Fazendas britânicas também conseguiram se reinventar, ao se digitalizar, criar páginas na internet e sistemas on-line de entregas. Mas essa não foi a realidade para todo o setor de comércio e serviços. Centenas de restaurantes, bares e pubs britânicos fecharam as portas de vez. Dos pubs, 37% ainda operam no prejuízo. Outras empresas não tiveram alternativa a não ser cortar vagas. Cerca de 700 mil postos de trabalho foram suprimidos durante a pandemia somente no Reino Unido, enquanto a fila de trabalhadores atrás do seguro-desemprego subiu para 2,7 milhões. Na Alemanha, cerca de um quinto das empresas teme não sobreviver à segunda onda.

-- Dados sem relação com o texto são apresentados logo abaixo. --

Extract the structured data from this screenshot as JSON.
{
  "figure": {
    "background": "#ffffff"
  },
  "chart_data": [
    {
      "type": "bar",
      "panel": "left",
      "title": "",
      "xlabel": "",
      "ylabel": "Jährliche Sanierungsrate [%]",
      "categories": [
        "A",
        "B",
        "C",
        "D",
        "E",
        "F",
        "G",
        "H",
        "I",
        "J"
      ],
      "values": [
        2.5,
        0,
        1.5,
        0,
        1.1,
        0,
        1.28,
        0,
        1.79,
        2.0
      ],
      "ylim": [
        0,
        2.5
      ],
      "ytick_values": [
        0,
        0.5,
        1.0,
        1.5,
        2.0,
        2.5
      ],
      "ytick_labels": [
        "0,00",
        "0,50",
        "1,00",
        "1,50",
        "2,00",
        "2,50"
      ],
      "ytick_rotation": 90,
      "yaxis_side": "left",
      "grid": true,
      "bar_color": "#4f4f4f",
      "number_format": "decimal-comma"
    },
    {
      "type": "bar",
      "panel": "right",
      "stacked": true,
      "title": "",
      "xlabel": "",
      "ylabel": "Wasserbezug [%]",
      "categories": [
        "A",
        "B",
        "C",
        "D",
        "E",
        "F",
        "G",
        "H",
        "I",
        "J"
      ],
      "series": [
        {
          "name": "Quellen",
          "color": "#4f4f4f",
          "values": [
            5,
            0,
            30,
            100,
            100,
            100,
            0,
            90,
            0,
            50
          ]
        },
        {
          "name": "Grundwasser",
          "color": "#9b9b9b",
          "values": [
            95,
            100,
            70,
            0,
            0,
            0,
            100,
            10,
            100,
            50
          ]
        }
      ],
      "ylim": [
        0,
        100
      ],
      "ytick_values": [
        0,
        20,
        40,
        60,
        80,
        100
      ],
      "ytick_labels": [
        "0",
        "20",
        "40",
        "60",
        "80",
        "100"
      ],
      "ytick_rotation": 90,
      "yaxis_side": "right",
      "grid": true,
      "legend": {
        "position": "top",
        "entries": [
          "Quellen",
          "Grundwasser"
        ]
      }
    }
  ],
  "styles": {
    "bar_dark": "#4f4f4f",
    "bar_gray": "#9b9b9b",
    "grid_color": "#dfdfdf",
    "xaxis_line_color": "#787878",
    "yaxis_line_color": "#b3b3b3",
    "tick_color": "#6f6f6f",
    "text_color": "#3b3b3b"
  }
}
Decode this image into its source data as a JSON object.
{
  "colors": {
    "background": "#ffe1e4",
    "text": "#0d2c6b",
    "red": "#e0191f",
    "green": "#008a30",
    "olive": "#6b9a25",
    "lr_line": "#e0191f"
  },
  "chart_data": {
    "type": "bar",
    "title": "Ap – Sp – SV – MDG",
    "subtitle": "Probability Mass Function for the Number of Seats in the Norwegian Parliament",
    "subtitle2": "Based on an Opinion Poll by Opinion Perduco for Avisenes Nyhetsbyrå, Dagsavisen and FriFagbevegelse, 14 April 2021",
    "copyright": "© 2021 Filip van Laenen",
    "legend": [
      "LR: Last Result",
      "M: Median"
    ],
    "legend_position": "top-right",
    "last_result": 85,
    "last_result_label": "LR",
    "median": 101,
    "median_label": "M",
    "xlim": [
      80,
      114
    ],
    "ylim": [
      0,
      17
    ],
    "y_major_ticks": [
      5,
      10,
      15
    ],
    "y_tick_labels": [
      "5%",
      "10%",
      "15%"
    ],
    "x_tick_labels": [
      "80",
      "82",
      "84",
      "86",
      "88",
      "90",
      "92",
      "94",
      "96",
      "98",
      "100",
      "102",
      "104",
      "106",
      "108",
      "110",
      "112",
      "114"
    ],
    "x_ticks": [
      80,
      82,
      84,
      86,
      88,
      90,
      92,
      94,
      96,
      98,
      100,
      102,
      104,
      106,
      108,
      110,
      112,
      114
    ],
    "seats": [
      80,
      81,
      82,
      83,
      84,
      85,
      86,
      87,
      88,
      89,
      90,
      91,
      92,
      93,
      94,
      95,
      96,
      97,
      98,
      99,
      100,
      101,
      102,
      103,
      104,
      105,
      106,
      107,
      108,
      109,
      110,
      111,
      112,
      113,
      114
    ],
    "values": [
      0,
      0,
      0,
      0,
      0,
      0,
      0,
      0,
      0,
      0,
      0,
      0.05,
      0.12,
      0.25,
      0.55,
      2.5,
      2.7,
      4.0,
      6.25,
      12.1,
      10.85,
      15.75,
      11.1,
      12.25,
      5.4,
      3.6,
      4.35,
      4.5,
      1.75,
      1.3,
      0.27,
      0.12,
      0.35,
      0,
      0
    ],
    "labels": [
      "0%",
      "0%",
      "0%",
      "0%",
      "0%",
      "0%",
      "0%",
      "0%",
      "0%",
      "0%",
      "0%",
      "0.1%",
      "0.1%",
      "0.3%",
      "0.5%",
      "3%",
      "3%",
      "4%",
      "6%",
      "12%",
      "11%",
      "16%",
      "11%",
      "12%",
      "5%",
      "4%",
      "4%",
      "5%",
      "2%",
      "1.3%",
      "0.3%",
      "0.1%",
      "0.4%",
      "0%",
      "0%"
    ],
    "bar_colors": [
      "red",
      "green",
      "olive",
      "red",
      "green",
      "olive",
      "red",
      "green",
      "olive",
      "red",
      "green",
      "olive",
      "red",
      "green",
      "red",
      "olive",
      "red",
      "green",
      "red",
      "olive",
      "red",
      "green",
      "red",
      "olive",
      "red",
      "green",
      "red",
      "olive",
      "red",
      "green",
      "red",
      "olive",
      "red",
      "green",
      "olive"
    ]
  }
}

A prestigiosa Royal Academy of Arts, em Londres, discute a possibilidade de vender uma escultura de Michelangelo de 100 milhões de libras (quase R$ 709 milhões) para enfrentar a crise e não ter de demitir 150 funcionários. Não chega a ser propriamente uma novidade nesse meio — que não pode se dar ao luxo de se sustentar sem a venda de entradas a visitantes presenciais ou sem a generosidade de patrocinadores e apreciadores da arte. O Museu Rodin, em Paris, seguiu esse caminho meses atrás. Outros perderam a cerimônia: pedem doações na hora da compra dos bilhetes pela internet e, depois, na entrada do museu. Alguns apelam para o kit de máscaras e álcool em gel que vendem inflacionados nas lojinhas, explicando que precisam se financiar.

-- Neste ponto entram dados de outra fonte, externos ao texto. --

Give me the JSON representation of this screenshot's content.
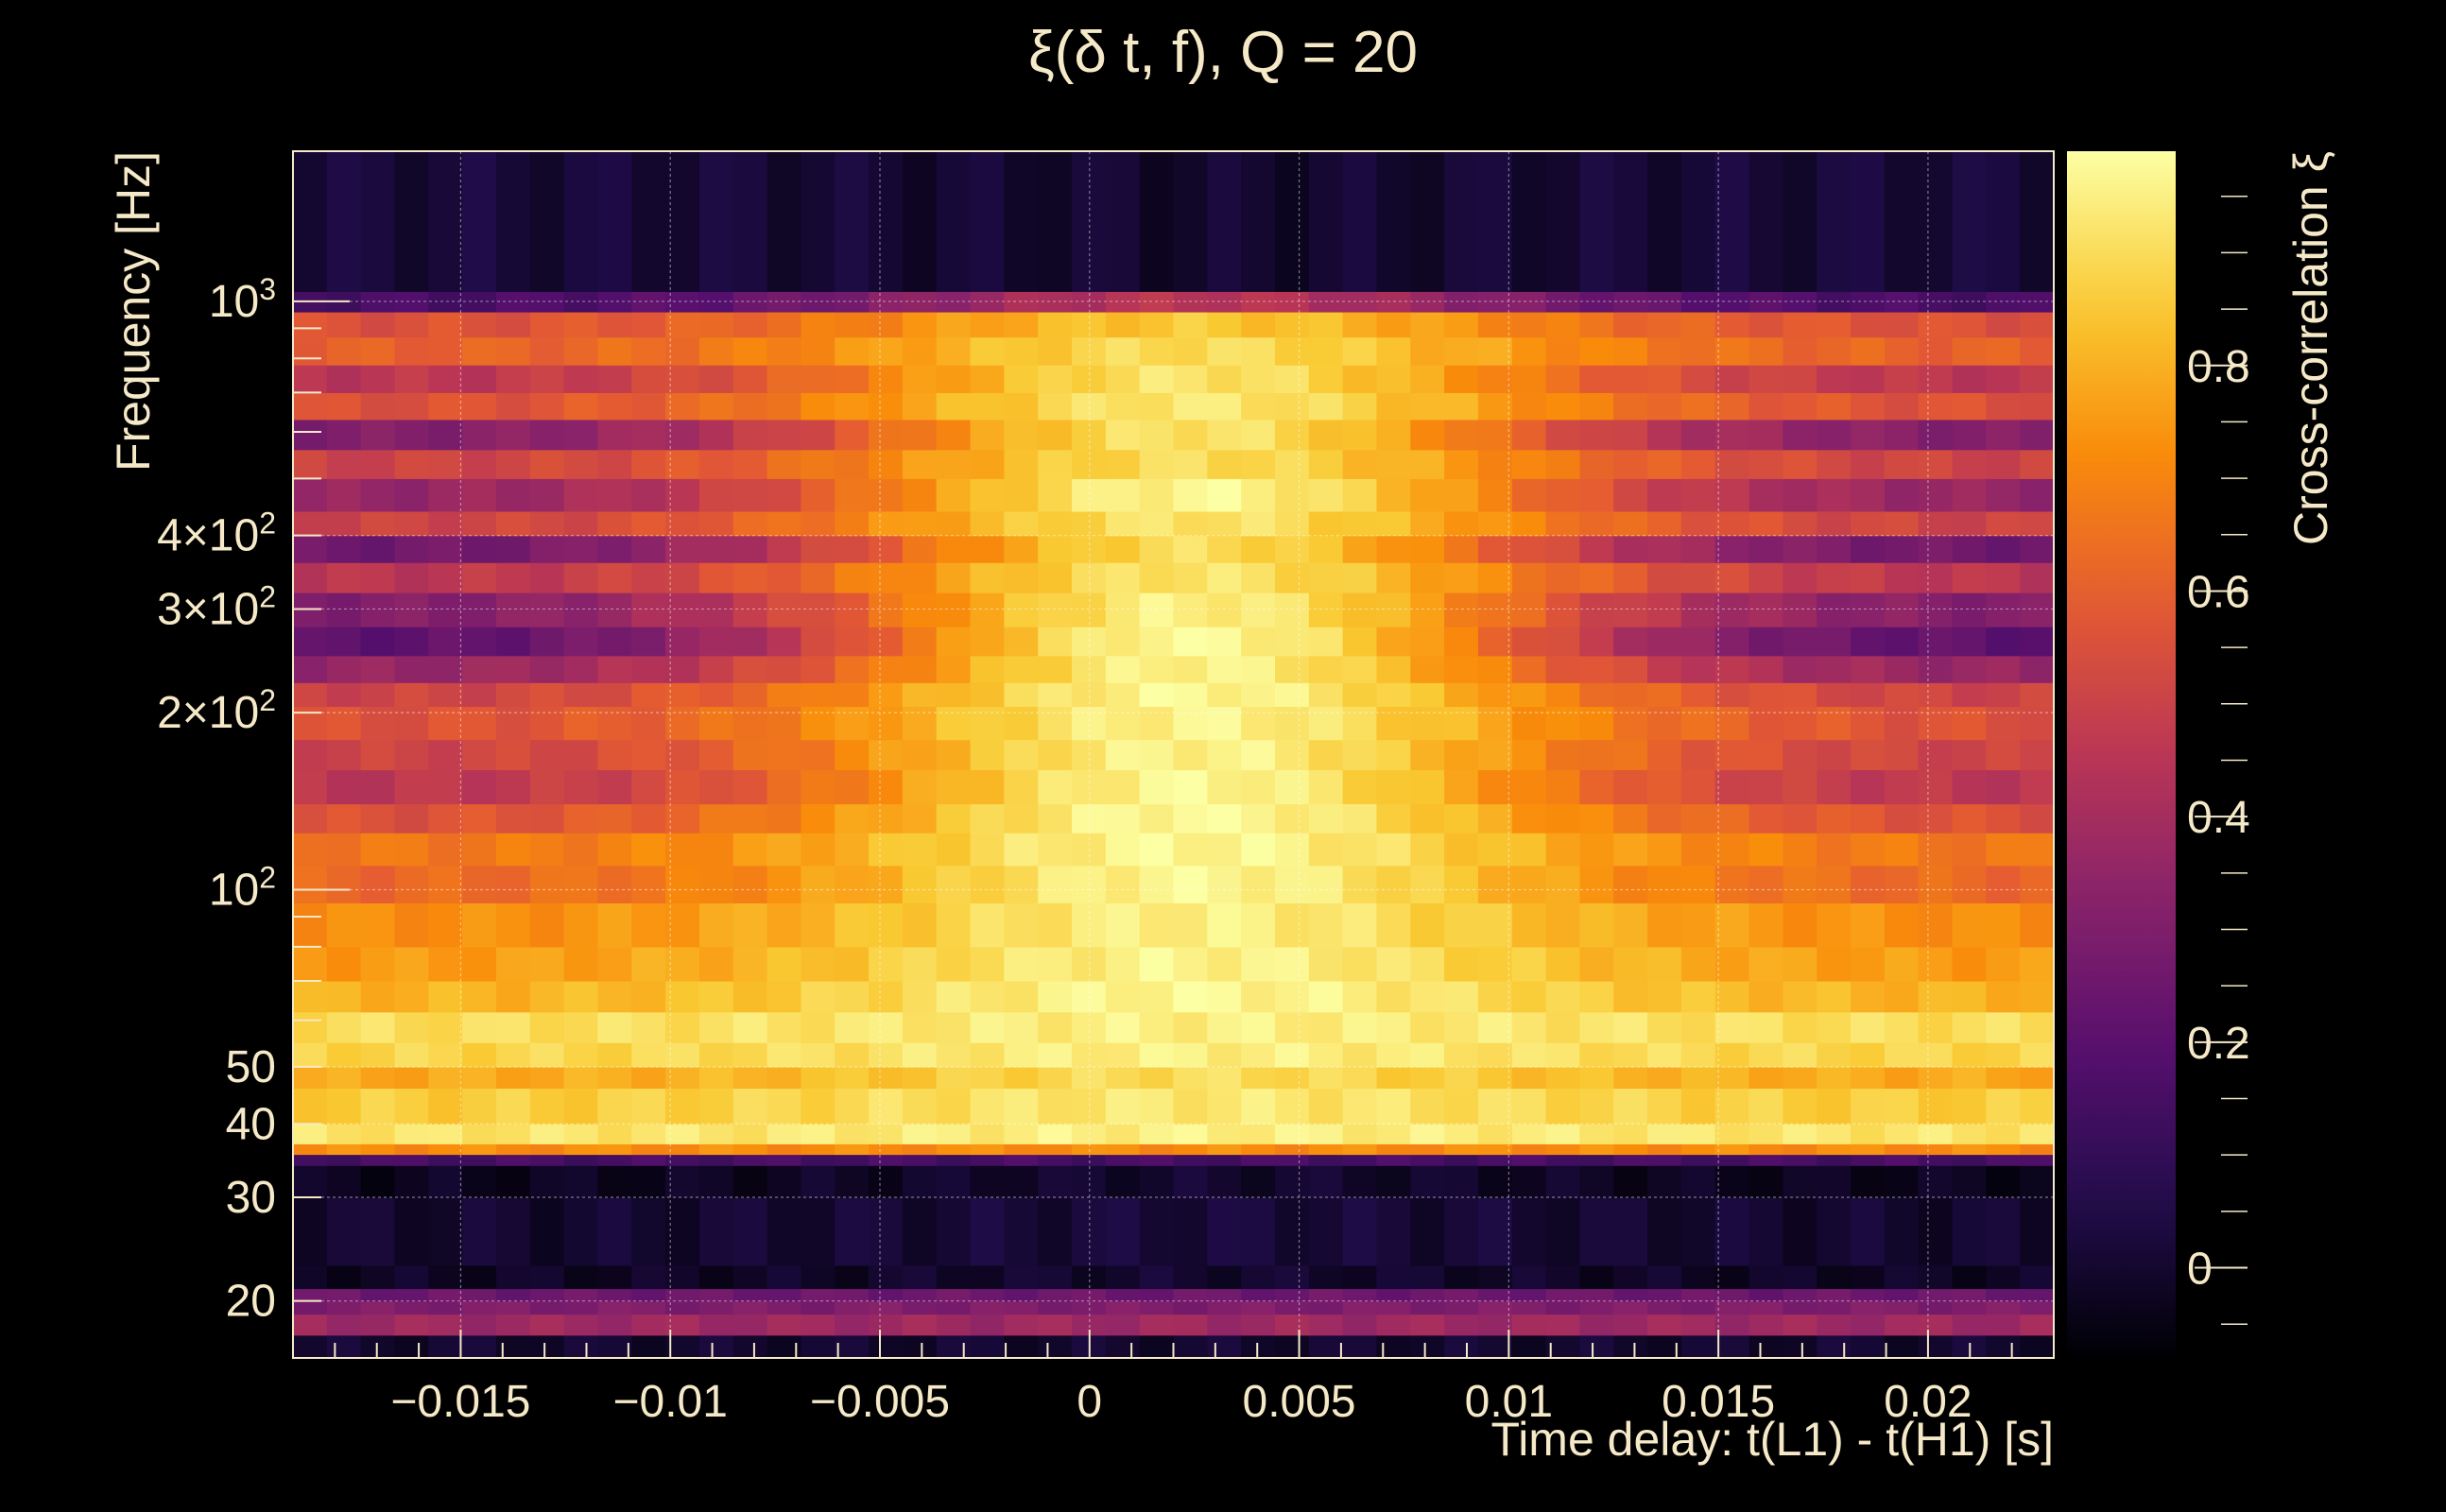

No West End londrino, enquanto teatros tentam reabrir as portas, o famoso musical O fantasma da ópera sucumbiu. Fechou de vez. A direção disse que o novo coronavírus tornou o negócio inviável do ponto de vista financeiro. A peça estava em cartaz no Majesty’s Theatre desde 1986. O comércio já teme pelas receitas do fim do ano. Muitas lojas começam a tentar antecipar as novidades. O arcebispo da Cantuária, Justin Welby, por dever de ofício, tem fé. Em entrevista à rádio BBC 4, ele disse esperar que, até lá, o país tenha progredido bastante no combate ao coronavírus. “Para que seja uma festa de Natal diferente, mas que possamos comemorar o nascimento de Cristo na companhia uns dos outros, dentro dos grupos de família”, afirmou. No entanto, pode ser que Boris Johnson tenha de dar aos britânicos a notícia de que talvez nem isso seja possível.